Another new app is Samsung Connect. This is like Apple’s Home, and connects to a SmartThings hub to let you control your entire smart home from one screen. It’s cool I guess, but you’ll need to be heavily invested in the SmartThings ecosystem to make full use of it.
The final piece of the puzzle is the battery and it’s an important part for obvious reasons. Samsung is taking battery safety very seriously, as those constant TV adverts running you through its procedures demonstrate.
There’s a 3000mAh cell inside the Galaxy S8, which feels very small to me. Considering it has to power that 5.8-inch Mobile HDR-ready display, I feel it should be bigger. Still, Samsung says it’ll get you through the day thanks to the more efficient processor.

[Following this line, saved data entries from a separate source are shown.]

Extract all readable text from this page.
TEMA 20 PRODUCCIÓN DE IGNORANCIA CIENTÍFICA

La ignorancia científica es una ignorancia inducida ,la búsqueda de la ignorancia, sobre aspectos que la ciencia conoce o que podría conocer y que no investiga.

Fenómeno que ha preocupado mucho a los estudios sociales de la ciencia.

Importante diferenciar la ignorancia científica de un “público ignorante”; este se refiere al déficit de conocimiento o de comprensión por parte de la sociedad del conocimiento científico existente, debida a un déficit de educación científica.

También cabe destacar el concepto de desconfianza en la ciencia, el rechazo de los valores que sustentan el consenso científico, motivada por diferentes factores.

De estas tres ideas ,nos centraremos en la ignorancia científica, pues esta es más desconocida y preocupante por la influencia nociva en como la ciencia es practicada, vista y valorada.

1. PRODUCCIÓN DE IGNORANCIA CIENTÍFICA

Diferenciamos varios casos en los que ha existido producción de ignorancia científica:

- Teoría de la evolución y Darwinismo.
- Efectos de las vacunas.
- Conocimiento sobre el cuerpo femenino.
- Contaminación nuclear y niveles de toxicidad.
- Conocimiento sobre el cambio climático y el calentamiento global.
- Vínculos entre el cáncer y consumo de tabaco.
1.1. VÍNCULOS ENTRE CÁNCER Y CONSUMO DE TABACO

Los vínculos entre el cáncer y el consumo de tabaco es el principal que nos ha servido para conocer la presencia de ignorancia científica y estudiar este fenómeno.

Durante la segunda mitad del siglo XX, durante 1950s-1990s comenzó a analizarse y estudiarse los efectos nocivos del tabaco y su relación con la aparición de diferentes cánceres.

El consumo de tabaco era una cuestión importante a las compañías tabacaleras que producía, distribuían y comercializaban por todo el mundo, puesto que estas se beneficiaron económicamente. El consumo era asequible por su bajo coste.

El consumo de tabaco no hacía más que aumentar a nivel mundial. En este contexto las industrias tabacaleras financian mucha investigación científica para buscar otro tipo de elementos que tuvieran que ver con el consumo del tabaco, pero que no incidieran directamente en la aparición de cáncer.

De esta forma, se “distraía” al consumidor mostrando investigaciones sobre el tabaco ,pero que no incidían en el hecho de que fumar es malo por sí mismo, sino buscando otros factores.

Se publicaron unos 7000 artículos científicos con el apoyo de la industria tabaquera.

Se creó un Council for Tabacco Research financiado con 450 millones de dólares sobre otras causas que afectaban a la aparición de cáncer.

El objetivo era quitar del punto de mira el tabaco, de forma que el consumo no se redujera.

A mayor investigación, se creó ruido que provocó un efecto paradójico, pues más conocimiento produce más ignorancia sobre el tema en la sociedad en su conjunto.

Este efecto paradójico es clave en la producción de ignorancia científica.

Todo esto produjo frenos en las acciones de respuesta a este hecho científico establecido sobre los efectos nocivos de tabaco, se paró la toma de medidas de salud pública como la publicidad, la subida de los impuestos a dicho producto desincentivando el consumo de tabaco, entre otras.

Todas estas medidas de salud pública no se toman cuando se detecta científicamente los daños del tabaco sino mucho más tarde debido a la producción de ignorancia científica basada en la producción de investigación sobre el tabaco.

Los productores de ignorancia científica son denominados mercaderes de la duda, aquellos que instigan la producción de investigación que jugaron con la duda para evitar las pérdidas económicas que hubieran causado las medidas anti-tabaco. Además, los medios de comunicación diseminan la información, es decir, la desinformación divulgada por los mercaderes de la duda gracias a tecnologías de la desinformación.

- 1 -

Wireless charging is still here (even on the European model – take note, LG) and Adaptive Fast Charging too.
The Samsung Galaxy S8 is a new beginning for flagship phones. It’s a gorgeous sliver of tech that utilises its power for extending the experience beyond the 5.8-inch display, thanks to DeX.
It crams a huge screen into a compact body, without sacrificing features such as water-resistance and expandable storage, and takes phone design to the next level. Once you’ve picked up an Galaxy S8, all other phones feel somehow less interesting.
My only reservations are minor. Will the battery last the day? And can that camera go one better than the Google Pixel’s? Oh, and it’s going to be expensive – but what flagship phone isn’t these days?
Unless Apple finally innovates again with the iPhone 8 then Samsung will once again have the best phone you can buy.